In June the LHC made good the promise of delivering an integrated luminosity of 1 fb–1 to the general-purpose detectors, ATLAS and CMS. This was the target for 2011 and it was achieved a little before the middle of the year. At the same time, making use of a technique known as “luminosity levelling”, the LHCb experiment had already recorded around 0.36 fb–1, well on the way to achieving its 1 fb–1 by the end of the year.
Reaching the luminosity milestone was the result of a programme of steady increments in the number of bunches of protons injected into the LHC, with 144 bunches added per beam per step. With each increment, the LHC provides three long “fills” of stable beams, before the next step. By the end of May, the number of bunches reached 1092 per beam, providing a peak luminosity of 1.25 × 1033 cm–2s–1 and a total energy per beam of some 70 MJ. A few long-lived fills soon yielded more than 40 pb–1 at a time for the general-purpose detectors, nearly as much as the LHC delivered in all of 2010, so allowing the 2011 milestone to be reached by 17 June.

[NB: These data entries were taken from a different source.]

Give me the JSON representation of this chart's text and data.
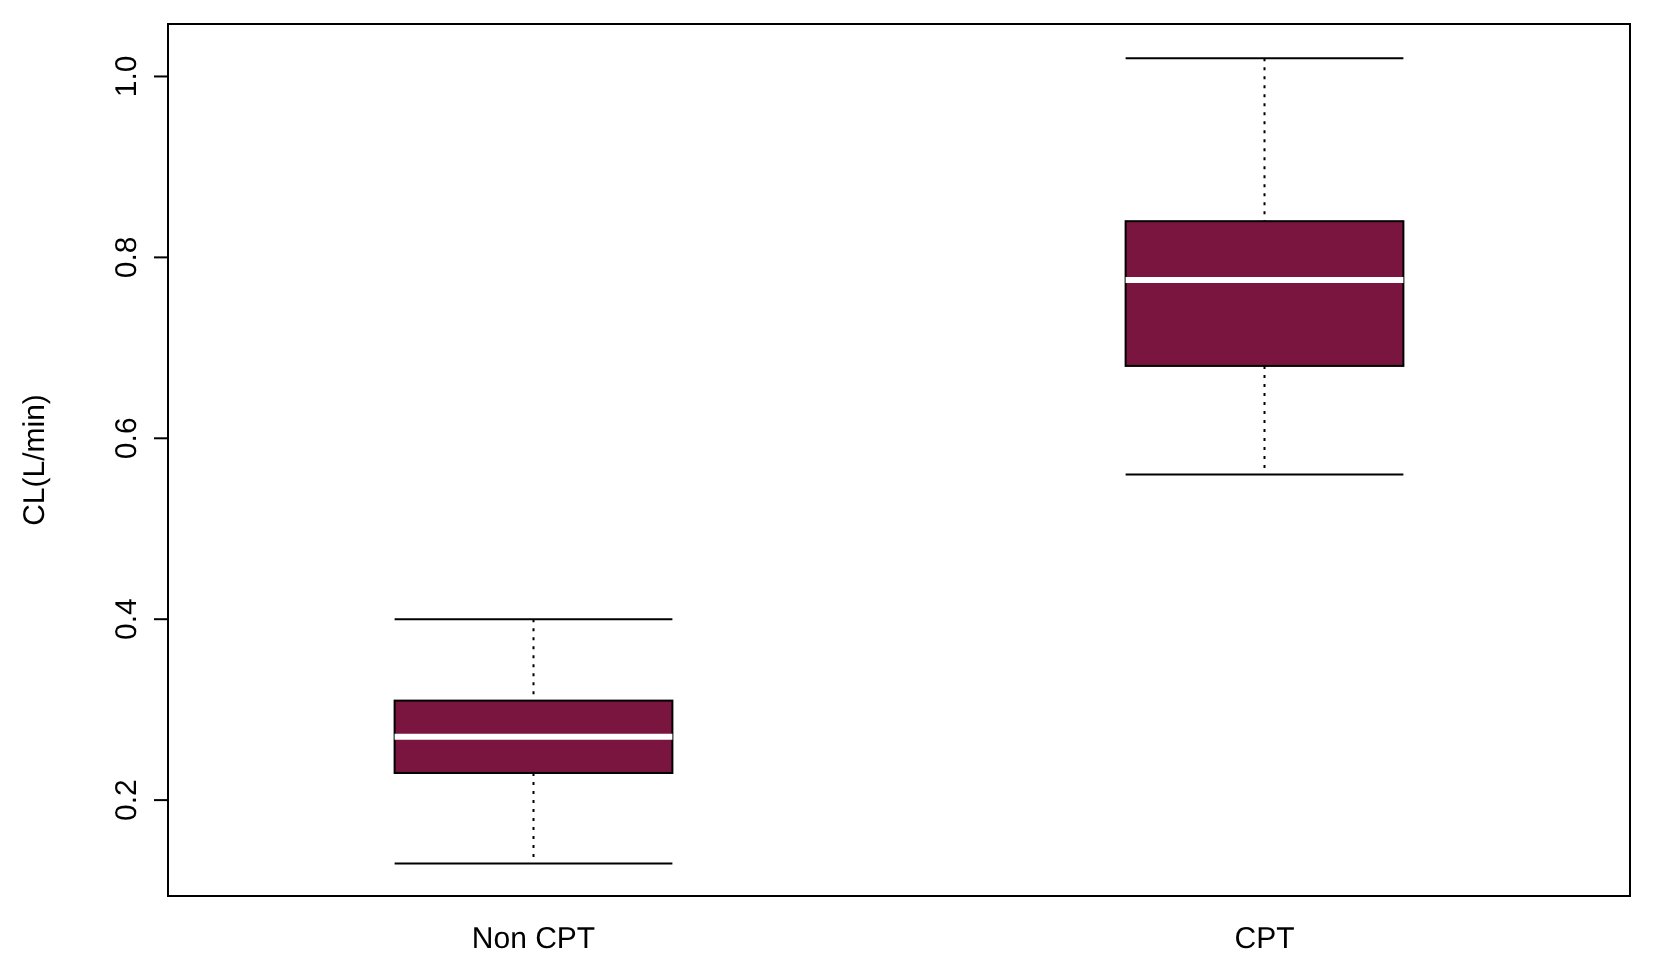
{
  "chart_data": {
    "type": "box",
    "ylabel": "CL(L/min)",
    "categories": [
      "Non CPT",
      "CPT"
    ],
    "color": "#7a1540",
    "boxes": [
      {
        "low": 0.13,
        "q1": 0.23,
        "median": 0.27,
        "q3": 0.31,
        "high": 0.4
      },
      {
        "low": 0.56,
        "q1": 0.68,
        "median": 0.775,
        "q3": 0.84,
        "high": 1.02
      }
    ],
    "ylim": [
      0.094,
      1.058
    ],
    "yticks": [
      {
        "value": 0.2,
        "label": "0.2"
      },
      {
        "value": 0.4,
        "label": "0.4"
      },
      {
        "value": 0.6,
        "label": "0.6"
      },
      {
        "value": 0.8,
        "label": "0.8"
      },
      {
        "value": 1,
        "label": "1.0"
      }
    ],
    "grid": false
  }
}
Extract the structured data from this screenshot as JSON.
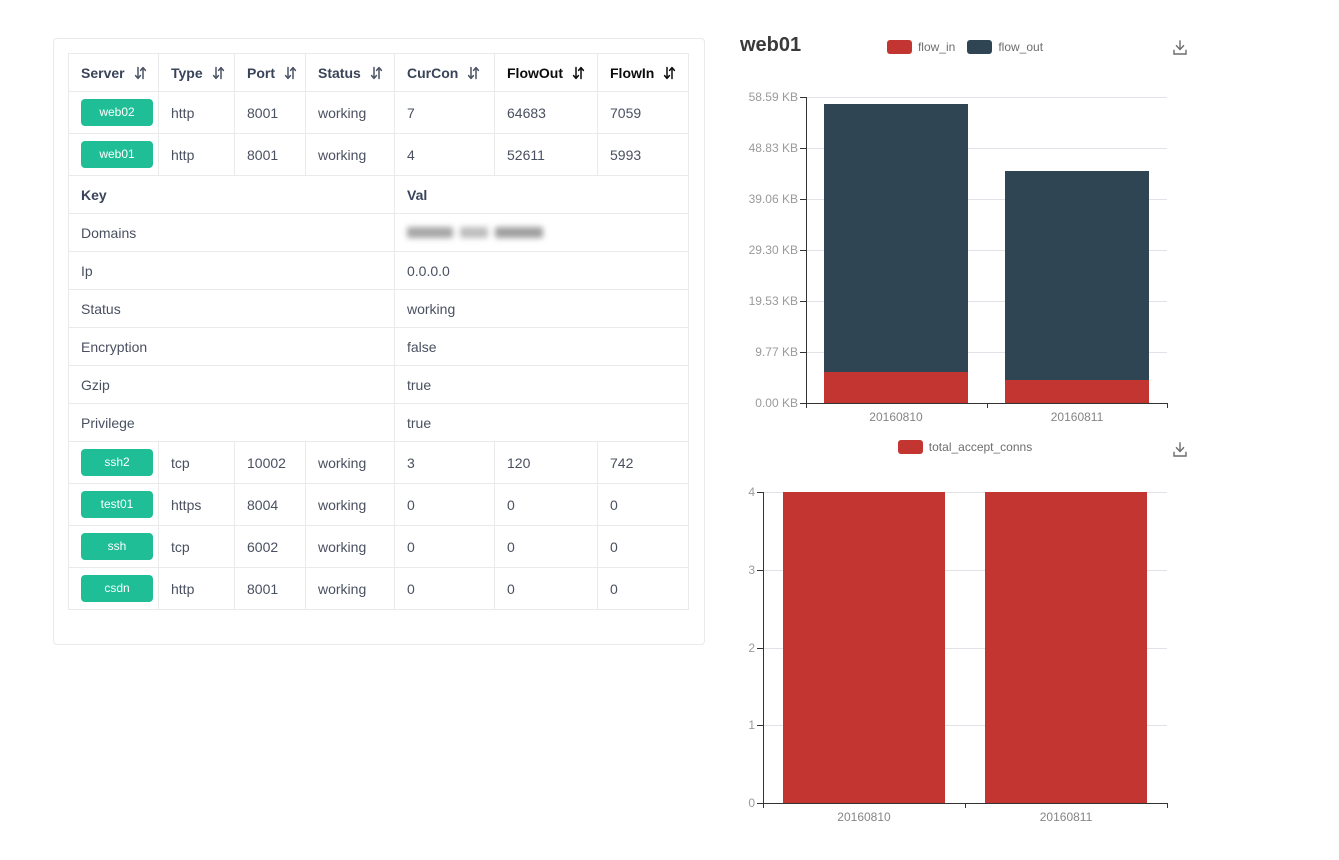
{
  "table": {
    "badge_color": "#1fbe96",
    "headers": [
      {
        "label": "Server",
        "sortable": true,
        "emphasis": false
      },
      {
        "label": "Type",
        "sortable": true,
        "emphasis": false
      },
      {
        "label": "Port",
        "sortable": true,
        "emphasis": false
      },
      {
        "label": "Status",
        "sortable": true,
        "emphasis": false
      },
      {
        "label": "CurCon",
        "sortable": true,
        "emphasis": false
      },
      {
        "label": "FlowOut",
        "sortable": true,
        "emphasis": true
      },
      {
        "label": "FlowIn",
        "sortable": true,
        "emphasis": true
      }
    ],
    "rows_top": [
      {
        "server": "web02",
        "type": "http",
        "port": "8001",
        "status": "working",
        "curcon": "7",
        "flowout": "64683",
        "flowin": "7059"
      },
      {
        "server": "web01",
        "type": "http",
        "port": "8001",
        "status": "working",
        "curcon": "4",
        "flowout": "52611",
        "flowin": "5993"
      }
    ],
    "kv_header": {
      "key": "Key",
      "val": "Val"
    },
    "kv_rows": [
      {
        "key": "Domains",
        "val": "",
        "redacted": true
      },
      {
        "key": "Ip",
        "val": "0.0.0.0"
      },
      {
        "key": "Status",
        "val": "working"
      },
      {
        "key": "Encryption",
        "val": "false"
      },
      {
        "key": "Gzip",
        "val": "true"
      },
      {
        "key": "Privilege",
        "val": "true"
      }
    ],
    "rows_bottom": [
      {
        "server": "ssh2",
        "type": "tcp",
        "port": "10002",
        "status": "working",
        "curcon": "3",
        "flowout": "120",
        "flowin": "742"
      },
      {
        "server": "test01",
        "type": "https",
        "port": "8004",
        "status": "working",
        "curcon": "0",
        "flowout": "0",
        "flowin": "0"
      },
      {
        "server": "ssh",
        "type": "tcp",
        "port": "6002",
        "status": "working",
        "curcon": "0",
        "flowout": "0",
        "flowin": "0"
      },
      {
        "server": "csdn",
        "type": "http",
        "port": "8001",
        "status": "working",
        "curcon": "0",
        "flowout": "0",
        "flowin": "0"
      }
    ]
  },
  "chart_data": [
    {
      "type": "bar",
      "title": "web01",
      "stacked": true,
      "categories": [
        "20160810",
        "20160811"
      ],
      "series": [
        {
          "name": "flow_in",
          "color": "#c23531",
          "values": [
            5.85,
            4.49
          ]
        },
        {
          "name": "flow_out",
          "color": "#2f4554",
          "values": [
            51.38,
            39.94
          ]
        }
      ],
      "values_unit": "KB",
      "ylim": [
        0,
        58.59
      ],
      "yticks": [
        "58.59 KB",
        "48.83 KB",
        "39.06 KB",
        "29.30 KB",
        "19.53 KB",
        "9.77 KB",
        "0.00 KB"
      ],
      "legend_position": "top",
      "grid": true
    },
    {
      "type": "bar",
      "stacked": false,
      "categories": [
        "20160810",
        "20160811"
      ],
      "series": [
        {
          "name": "total_accept_conns",
          "color": "#c23531",
          "values": [
            4,
            4
          ]
        }
      ],
      "ylim": [
        0,
        4
      ],
      "yticks": [
        "4",
        "3",
        "2",
        "1",
        "0"
      ],
      "legend_position": "top",
      "grid": true
    }
  ],
  "icons": {
    "sort_icon": "sort-arrows",
    "download_icon": "save-as-image"
  }
}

The step to 1236 bunches per beam followed on 24 June, with the successful increment only four days later to 1380 bunches per beam – the maximum for the current bunch spacing of 50 ns. Running during these last few days of June included one epic fill that was 19 hours long and delivered an integrated luminosity of 60 pb–1.
At the same time, the technique of luminosity levelling has been employed to deliver a peak luminosity to the LHCb experiment of about 3 × 1032 cm–2s–1. If the beams were allowed to collide head-on in the LHCb detector, this figure would be exceeded, so the beams are initially separated by about 15 μm in the vertical plane. Then, as the beam intensity decays during a fill, this separation is gently reduced to keep the luminosity constant at the acceptable maximum. The LHCb experiment has more specialized physics goals than ATLAS and CMS, and was designed to run at lower luminosity and low multiplicity, processing just one proton–proton interaction per bunch crossing. The decision to increase the bunch intensity in the LHC before increasing the number of bunches, as well as the excellent performance of the detectors, has inspired the collaboration to run with as many as six interactions per crossing. The successful implementation of luminosity levelling means that the physics output of LHCb can be maximized while staying within the limits of peak luminosity that the detector can handle.
As the total beam intensity of the LHC has been pushed up, the operators have encountered various problems, such as the “unidentified falling objects” (UFOs). These are thought to be dust particles falling through the beam, causing localized beam loss. The losses can push nearby beam-loss monitors over the threshold to dump the beam. This is more of an annoyance than a danger for the LHC, but it does reduce the operational efficiency.
A period of machine development began on 29 June, in which the operators made several investigations for further improvements in the LHC’s performance, including the next steps towards higher beam intensities. One test involved the successful injection of trains of 24 bunches with 25 ns spacing, with up to 216 bunches injected. In other tests, bunches at 50 ns spacing were filled to twice the nominal intensity, with individual bunches at 2.7 × 1011 protons per bunch, the highest intensity achieved. These studies thus offer different paths to higher luminosities in the LHC.
Meanwhile, with the bumper crop of data already in hand, the LHC experiments are now working hard to get results ready for the main summer physics conferences: the European Physical Society’s High Energy Physics conference, being held in Grenoble on 21–27 July, and the Lepton-Photon conference, this year hosted by the Tata Institute in Mumbai on 22–27 August.